Other than family history there are no known risk factors for frontotemporal dementia. If a family history of dementia, psychiatric illness, Parkinson’s disease, or amyotrophic lateral sclerosis are all considered positive indicators, one may conclude from various studies that up to 40% of cases of frontotemporal dementia are familial, and about 10% to 20% have a clear autosomal dominant pattern. The best studied familial frontotemporal dementia syndrome is that of familial frontotemporal dementia with parkinsonism linked to chromosome 17. Individuals with this disorder have a mutation in the microtubule-associated protein tau (MAPT) gene located in the chromosome 17q21-22 region, develop symptoms relatively younger, and may have more symmetric temporal lobe atrophy. Individuals with mutations of progranulin (GRN; chromosome 17q21) can develop behavioral variant frontotemporal dementia, nonfluent/agrammatic variant primary progressive aphasia, corticobasal syndrome, and Alzheimer’s disease. Mutations of chromosome 9 open reading frame 72 (C9orf72) is the most common cause of inherited behavioral variant frontotemporal dementia, amyotrophic lateral sclerosis, and the combined frontotemporal dementia–motor neuron disease; psychotic features are relatively more common in these patients. Other genetic abnormalities that have been associated with frontotemporal dementia include those of the RNA-binding protein fused in sarcoma (FUS; chromosome 16), valosin-containing protein (VCP; chromosome 9p12-13), charged multivesicular body protein 2B (CHMP2B; chromosome 3), and TAR DNA-binding protein (TARDBP; chromosome 1), the gene that encodes TDP-43 ( ).

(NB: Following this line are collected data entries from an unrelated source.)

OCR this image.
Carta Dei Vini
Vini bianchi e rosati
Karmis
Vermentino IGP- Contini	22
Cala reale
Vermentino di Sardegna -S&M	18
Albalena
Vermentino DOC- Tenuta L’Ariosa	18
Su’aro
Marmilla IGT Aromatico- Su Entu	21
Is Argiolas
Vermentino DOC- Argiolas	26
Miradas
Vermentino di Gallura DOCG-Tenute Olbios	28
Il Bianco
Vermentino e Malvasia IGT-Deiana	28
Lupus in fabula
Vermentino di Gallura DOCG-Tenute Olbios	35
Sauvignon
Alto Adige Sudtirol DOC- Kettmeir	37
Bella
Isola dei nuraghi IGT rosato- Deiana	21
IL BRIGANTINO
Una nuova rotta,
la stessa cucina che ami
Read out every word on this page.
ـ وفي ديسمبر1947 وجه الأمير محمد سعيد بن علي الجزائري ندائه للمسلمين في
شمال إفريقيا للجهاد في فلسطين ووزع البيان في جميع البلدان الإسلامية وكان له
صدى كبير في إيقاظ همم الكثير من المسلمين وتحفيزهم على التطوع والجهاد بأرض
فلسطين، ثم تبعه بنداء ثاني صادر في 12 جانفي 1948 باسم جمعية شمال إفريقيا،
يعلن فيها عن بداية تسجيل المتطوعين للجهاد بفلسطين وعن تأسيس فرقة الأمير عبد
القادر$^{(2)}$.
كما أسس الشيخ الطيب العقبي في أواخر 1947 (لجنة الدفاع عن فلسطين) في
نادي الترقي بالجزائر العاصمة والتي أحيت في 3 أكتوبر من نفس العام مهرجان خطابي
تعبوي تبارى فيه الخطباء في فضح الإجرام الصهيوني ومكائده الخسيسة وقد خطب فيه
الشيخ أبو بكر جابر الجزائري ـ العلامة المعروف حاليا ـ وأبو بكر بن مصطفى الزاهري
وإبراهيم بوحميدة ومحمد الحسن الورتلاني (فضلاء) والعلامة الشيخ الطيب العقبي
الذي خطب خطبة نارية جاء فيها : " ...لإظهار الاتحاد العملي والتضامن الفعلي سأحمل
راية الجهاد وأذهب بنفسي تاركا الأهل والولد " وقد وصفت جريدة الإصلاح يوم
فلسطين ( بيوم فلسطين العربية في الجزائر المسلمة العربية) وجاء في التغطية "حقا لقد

Currently there are more than a dozen different pathologies that have been observed in patients diagnosed with behavioral variant frontotemporal dementia; we use the term frontotemporal lobar degeneration (FTLD) to refer to the underlying pathological entities that cause the frontotemporal dementias. Many frontotemporal dementias show tau-positive inclusions. These include classic Pick’s disease which has tau- and ubiquitin-positive spherical cortical inclusions, familial frontotemporal dementia with characteristic tau-positive inclusions in neurons and glial cells, and argyrophilic grain disease. Many patients with frontotemporal dementias, particularly those with motor neuron disease but also those without it, also show ubiquitin-positive inclusions. TDP-43 immunoreactive inclusions are also common. Neuronal filament inclusions are sometimes observed. See Figs. 10.1 and 10.2 for two of the more common pathologies.